Saris was demolished towards the end of Operation Nachshon (see Bayt Naqquba, Jerusalem sub-disctrict). While the History of the Haganah reports that it was taken on 13 April, other sources indicate that the attack occurred a few days later, on 16 April. Yet in the following month, the Arab Liberation Army recorded an attack on nearby Bayt Mahsir on 9 May which 'failed at the village of Saris.' It appears, then, that although the village was destroyed in the mid-April attack―Palestinian historian 'Arif al-'Arif states that 35 houses were demolished―it was not held firmly by the Haganah and subsequently remained on the front-lines. The New York Times put the number of houses destroyed at 25, in addition to the village mosque and a school. It also stated that 7 Arabs were killed by the Haganah task force of 500 soldiers which attacked in the early morning, using mortars and small arms before withdrawing. A Haganah statement was quoted as saying that the battalion stayed in the village about five hours, blowing up 25 buildings and burning others. The statement admitted that some women may have been among the casualties, but maintained that the residents were evacuated at the beginning of the attack. The Haganah also made the improbable claim that Syrian soldiers were encountered at the village. Israeli historian Benny Morris quotes an official British dispatch issued later that month which implied that the people of Saris fled under the influence of the massacre at nearby Deir Yasin (Jerusalem sub-disctrict) on 9 April.
Shortly before the village was taken, on 13 April, Haganah chief Israel Galili wrote to senior Jewish National Fund (JNF) official Yosef Weitz asking for a settlement to be established at Saris 'as soon as possible.' Galili said that the establishment of settlements at this and seven other sites was regarded as 'important to security,' according to Morris. A JNF plan submitted on 20 August called for a settlement to be built on the site; Shoresh was inaugurated later that year.
The settlement of Shoresh (156133) was established 1 km southwest of the site in 1948. The settlement of Sho'eva (157134), established in 1950, is 0.5 km to the northeast. Both are on village land.
The site is covered with stone rubble; iron bars protrude from the collapsed roofs. There are many open wells and several caves with arched roofs. A large number of trees, including cypress, fig, and almond trees, grow on the site. An abandoned grove of almond trees is located on the eastern side.

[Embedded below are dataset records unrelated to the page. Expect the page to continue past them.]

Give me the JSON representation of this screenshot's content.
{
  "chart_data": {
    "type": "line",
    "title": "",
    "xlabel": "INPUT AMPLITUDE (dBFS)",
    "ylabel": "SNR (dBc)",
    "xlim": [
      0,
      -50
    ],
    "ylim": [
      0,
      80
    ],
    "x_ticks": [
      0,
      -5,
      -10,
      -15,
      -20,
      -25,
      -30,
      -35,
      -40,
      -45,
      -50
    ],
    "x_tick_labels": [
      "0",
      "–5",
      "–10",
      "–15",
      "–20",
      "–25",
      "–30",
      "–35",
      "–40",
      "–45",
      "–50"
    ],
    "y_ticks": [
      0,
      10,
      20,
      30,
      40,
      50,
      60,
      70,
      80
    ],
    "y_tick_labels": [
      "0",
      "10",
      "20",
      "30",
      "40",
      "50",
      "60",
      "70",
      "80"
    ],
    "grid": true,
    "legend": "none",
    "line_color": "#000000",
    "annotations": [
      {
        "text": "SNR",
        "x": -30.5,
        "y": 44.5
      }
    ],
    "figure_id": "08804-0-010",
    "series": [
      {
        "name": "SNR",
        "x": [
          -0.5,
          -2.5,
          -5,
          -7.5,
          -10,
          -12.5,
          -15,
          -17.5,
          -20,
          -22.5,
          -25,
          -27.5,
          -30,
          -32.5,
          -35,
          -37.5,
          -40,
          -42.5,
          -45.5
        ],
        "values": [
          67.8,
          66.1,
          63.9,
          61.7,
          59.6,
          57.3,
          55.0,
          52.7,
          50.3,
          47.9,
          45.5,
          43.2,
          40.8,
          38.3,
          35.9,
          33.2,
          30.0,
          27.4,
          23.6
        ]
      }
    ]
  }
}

In the middle of the slope are the remains of an artificial pool. The village cemetery, surrounded by trees, is located southwest of the site. It contains several large tombs, one of which is surrounded by a small, roofless enclosure; an almond tree grows in the center. The Shoresh forest, named after the Israeli settlement, was established by the youth of the Jewish National Fund in Johannesburg, South Africa (see photo). Another forest in the area, dedicated to several notable Jews, has been planted under the auspices of the Center for European Jewry.